À ce sujet, Louis Roquet précise au ministère que cette plainte, dont on ne connaît pas l'auteur, a été déposée auprès du président du comité de vérification de la Ville, André Harel. Elle faisait, selon lui, référence à des « irrégularités au niveau de la gestion administrative du vérificateur général de la Ville ». Des allégations qui se sont révélées fondées, ajoute le directeur général de la Ville dans sa lettre.

Contrairement à ce qu'ont laissé entendre les partis d'opposition au conseil municipal, l'administration du maire Gérald Tremblay n'aurait jamais été impliquée dans ce dossier, soutient M. Roquet.

« Le mandat vient d'une instance du Conseil et vise une autre instance relevant du Conseil [, soit le vérificateur général de la ville]. L'Administration n'a pas été consultée au sujet de ce mandat, elle ne l'a pas demandé ou autorisé et n'a pas pris connaissance des résultats. »

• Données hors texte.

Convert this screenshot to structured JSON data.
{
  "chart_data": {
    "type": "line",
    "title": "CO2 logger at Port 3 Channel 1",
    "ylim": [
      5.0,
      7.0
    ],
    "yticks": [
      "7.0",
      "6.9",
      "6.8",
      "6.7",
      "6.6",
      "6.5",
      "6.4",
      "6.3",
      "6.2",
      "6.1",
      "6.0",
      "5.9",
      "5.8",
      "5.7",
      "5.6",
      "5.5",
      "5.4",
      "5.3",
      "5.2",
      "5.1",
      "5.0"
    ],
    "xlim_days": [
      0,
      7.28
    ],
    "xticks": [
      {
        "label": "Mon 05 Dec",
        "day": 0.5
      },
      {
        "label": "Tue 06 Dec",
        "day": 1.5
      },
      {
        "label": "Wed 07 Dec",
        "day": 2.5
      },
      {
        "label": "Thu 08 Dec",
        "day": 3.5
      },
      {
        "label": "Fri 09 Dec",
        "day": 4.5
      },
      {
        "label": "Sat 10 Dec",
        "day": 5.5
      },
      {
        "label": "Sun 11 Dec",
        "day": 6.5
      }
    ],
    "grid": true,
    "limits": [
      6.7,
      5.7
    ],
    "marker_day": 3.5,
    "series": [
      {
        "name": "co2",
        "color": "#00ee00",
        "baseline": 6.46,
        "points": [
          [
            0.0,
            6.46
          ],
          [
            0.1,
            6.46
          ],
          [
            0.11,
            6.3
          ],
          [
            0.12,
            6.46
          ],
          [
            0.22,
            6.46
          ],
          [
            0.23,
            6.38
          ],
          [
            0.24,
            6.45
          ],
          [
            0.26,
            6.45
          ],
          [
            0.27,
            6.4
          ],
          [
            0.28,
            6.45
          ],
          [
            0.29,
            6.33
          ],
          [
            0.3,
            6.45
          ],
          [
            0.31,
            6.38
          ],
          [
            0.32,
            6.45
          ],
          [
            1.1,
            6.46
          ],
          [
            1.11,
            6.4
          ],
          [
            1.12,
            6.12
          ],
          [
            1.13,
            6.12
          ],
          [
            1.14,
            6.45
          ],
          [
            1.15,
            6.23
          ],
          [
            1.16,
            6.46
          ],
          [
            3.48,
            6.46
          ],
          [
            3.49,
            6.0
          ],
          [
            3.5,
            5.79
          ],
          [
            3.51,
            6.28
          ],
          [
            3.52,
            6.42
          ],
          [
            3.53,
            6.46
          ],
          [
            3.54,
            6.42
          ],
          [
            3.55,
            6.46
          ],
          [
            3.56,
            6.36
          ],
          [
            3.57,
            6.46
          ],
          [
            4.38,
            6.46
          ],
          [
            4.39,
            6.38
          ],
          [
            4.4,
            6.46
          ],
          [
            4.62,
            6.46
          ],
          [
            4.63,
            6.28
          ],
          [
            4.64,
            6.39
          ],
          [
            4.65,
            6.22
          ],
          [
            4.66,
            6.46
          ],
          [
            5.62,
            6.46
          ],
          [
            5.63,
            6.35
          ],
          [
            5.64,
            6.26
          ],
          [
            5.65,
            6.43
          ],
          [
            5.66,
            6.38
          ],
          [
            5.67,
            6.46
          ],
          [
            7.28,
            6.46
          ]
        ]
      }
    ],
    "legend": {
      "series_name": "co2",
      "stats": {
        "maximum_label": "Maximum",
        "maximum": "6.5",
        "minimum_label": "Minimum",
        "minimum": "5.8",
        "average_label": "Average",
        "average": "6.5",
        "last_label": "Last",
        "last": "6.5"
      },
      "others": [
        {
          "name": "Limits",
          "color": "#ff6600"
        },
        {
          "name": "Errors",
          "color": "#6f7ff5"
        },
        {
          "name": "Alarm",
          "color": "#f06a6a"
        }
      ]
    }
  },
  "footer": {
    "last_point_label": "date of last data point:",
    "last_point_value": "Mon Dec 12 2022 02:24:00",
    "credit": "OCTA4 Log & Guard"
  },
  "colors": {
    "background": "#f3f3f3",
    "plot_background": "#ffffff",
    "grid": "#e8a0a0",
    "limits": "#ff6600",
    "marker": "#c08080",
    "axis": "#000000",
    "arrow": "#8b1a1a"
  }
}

— Une citation de  Louis Roquet, directeur général de la Ville de Montréal

Lundi, la publication dans les médias d'allégations de violation des règles d'éthique de la Ville par le vérificateur général, Jacques Bergeron, à la suite d'une enquête interne a plongé la mairie dans une importante crise. L'opposition a, pour sa part, accusé la Ville d'avoir fait espionner son propre vérificateur.

Selon l'enquête de la Ville, Jacques Bergeron aurait accordé deux contrats de 2500 $ à des membres de sa famille et aurait demandé qu'un contrat de 25 000 $ soit fractionné pour le soustraire aux règles sur les appels d'offres. Le rapport de cette enquête interne doit être déposé au conseil municipal le 21 février prochain.

C'est le ministère des Affaires municipales qui se charge maintenant de l'enquête sur les allégations portées contre le vérificateur général, Jacques Bergeron.

Louise Harel ne croit pas aux explications du directeur de la Ville

La chef de l'opposition Louise Harel considère que les explications de Louis Roquet pour justifier les méthodes des enquêteurs contiennent plusieurs inexactitudes.

Mme Harel a écrit au ministre des Affaires municipales mercredi pour lui faire part de son point de vue.

« Il y a dans les justificatifs de monsieur Roquet une tentative de détourner la responsabilité pour couvrir les agissements du contrôleur/enquêteur général, monsieur Pierre Reid. »

— Une citation de  Louis Harel

La chef de Vision Montréal croit par ailleurs que le président du Comité de vérification n'est pas le seul responsable dans cette affaire. Selon elle, il n'avait aucune autorité pour confier ou autoriser une quelconque enquête.

« L'administration Tremblay doit prendre ses responsabilités et sanctionner les responsables de ce cafouillage » juge Mme Harel.